Besides, the thirty-eight articles of the Convention insist on the primacy of the human being over the interests of society or science, a fair access to health care, the importance of the patients’ free and enlightened consent but also the respect of private life. The article 13[4] is topical: it bans all medical intervention leading to hereditary human genome modifications as well as all non-hereditary human genome modifications which are not justified by prevention, diagnosis or therapeutic reasons. Without it being written explicitly, it is admitted it does not ban research on germ cells [5]. It is therefore applicable to genome editing, that has widely spread these past two years. This was reaffirmed in a resolution adopted last 12th October by the Parliamentary Assembly of the Council of Europe.



The European Convention on Bioethics prevails over national laws. It influences the European Court of Human Rights’ rulings and number of national rulings. However, it came into application in only 29 of the 47 Member States of the Council of Europe. Germany, Ireland, Malta and the United Kingdom for example, refused to sign or ratify it, judging it too permissive for some and too restrictive for others. As for France, it ratified it in December 2011 in view of its application from April 2012. However, this subscription brought no significate changes as the legislator saw no contradiction between the French law and the Convention.



Currently, a certain current claims a revision of the Convention, believed necessary considering the “advancement of science”, and particularly the evolution of genetics.
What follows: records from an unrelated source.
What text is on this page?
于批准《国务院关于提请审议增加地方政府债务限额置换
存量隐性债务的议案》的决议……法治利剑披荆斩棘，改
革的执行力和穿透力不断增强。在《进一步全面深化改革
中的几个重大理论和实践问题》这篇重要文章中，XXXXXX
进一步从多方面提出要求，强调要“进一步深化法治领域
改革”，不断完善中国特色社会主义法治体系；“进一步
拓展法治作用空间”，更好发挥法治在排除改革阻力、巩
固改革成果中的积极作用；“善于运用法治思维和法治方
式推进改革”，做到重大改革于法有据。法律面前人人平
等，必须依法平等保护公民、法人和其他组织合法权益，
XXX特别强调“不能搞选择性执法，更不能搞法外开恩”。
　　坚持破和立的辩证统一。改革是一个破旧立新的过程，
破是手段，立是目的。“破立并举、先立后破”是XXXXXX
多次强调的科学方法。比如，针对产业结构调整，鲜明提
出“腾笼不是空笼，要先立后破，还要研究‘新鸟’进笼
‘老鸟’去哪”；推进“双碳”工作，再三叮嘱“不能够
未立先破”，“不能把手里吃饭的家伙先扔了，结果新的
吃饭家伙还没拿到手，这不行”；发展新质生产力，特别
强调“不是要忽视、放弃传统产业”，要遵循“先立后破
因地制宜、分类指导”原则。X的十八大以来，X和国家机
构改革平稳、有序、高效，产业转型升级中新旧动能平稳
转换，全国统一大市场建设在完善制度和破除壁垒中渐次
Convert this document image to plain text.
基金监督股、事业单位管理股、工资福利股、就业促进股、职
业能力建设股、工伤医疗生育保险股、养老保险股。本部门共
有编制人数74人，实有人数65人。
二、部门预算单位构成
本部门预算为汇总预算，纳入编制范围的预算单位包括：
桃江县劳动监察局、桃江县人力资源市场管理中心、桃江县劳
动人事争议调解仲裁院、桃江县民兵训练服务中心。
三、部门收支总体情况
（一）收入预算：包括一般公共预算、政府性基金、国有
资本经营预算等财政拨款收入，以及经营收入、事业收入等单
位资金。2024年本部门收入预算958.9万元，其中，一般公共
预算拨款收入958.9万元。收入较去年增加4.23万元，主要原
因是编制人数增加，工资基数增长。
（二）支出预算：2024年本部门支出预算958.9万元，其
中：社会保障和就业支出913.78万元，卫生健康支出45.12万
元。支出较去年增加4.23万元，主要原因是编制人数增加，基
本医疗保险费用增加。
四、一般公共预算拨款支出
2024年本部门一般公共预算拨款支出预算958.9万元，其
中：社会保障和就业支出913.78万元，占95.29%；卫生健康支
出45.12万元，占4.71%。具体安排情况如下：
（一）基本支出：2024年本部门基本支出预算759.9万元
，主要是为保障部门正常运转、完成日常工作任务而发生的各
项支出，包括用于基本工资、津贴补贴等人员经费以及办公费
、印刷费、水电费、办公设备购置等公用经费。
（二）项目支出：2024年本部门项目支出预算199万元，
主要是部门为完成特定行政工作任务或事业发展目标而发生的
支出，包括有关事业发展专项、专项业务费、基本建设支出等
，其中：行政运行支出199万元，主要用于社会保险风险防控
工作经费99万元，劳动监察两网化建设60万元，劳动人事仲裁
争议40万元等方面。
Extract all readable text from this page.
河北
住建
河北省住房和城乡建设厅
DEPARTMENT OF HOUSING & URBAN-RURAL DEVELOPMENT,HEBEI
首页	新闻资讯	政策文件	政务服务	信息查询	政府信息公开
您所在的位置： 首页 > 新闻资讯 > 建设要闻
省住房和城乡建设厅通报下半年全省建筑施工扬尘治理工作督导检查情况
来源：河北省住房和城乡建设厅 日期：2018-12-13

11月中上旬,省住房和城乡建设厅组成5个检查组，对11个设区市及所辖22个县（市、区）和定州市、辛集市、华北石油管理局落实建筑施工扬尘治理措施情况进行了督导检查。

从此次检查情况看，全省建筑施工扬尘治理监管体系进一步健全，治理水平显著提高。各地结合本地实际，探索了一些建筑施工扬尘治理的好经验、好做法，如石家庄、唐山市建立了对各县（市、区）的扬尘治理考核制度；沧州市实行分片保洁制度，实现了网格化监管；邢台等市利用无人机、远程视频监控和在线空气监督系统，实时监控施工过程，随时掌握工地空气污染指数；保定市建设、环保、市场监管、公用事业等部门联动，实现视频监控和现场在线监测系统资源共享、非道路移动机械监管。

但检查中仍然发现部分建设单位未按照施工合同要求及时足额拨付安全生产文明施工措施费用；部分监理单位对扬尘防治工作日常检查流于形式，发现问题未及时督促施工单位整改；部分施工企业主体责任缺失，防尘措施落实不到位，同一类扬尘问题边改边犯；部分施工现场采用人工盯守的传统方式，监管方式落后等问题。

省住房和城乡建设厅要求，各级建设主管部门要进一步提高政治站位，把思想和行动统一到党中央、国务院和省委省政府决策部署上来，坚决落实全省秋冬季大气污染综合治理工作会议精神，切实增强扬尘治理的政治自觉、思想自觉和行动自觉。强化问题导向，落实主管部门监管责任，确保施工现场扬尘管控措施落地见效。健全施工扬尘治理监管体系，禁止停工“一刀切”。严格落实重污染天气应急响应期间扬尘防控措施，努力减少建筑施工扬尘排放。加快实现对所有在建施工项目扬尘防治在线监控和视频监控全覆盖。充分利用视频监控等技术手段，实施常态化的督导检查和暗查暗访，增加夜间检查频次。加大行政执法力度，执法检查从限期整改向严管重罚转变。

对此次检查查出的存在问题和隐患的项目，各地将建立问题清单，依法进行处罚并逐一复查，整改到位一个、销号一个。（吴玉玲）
In France the Office charged with informing the parliament about scientific and technological questions, the OPECST, agrees: in its report on CRISPR technology published last March, it wrote: “this convention remains quite global and with the development of CRISPR Cas9, we urgently need to reconsider it by specifying and clarifying the terms and conditions in which research can be carried out”. The Inserm, the French public organism, agrees, and is considering remodelling the articles 13 and 18, rendering the ban on genetic interventions on the human germline temporary and the creation of human embryos for research possible. Alarming perspectives which found an echo at the last symposium organised at the end of October.



[1]  ad hoc experts’ committee on ethical and judicial issues concerning human genetics

[2]  Ad hoc experts’ Committee concerning the progress of biomedical sciences

[3] The Steering Committee on Bioethics; replaced by the current DH-BIO Bioethics Committee, directly attached to the Steering Committee for human rights. Its missions remain the assessment of the new ethical and judicial issues in the fields of biomedical science and technology and the development and implementation of the principles inscribed in the Oviedo Convention.

[4]Article 13-Intervention on human genome:

An intervention which goal is the modification of the human genome can be carried out only for preventive, diagnosis or therapeutic reasons and only if it does not aim at introducing modifications in the genome of the descendance.

[5] Thus, according to this interpretation, research modifying the genome of human embryos is possible with the condition that these embryos are not implanted but rather destroyed.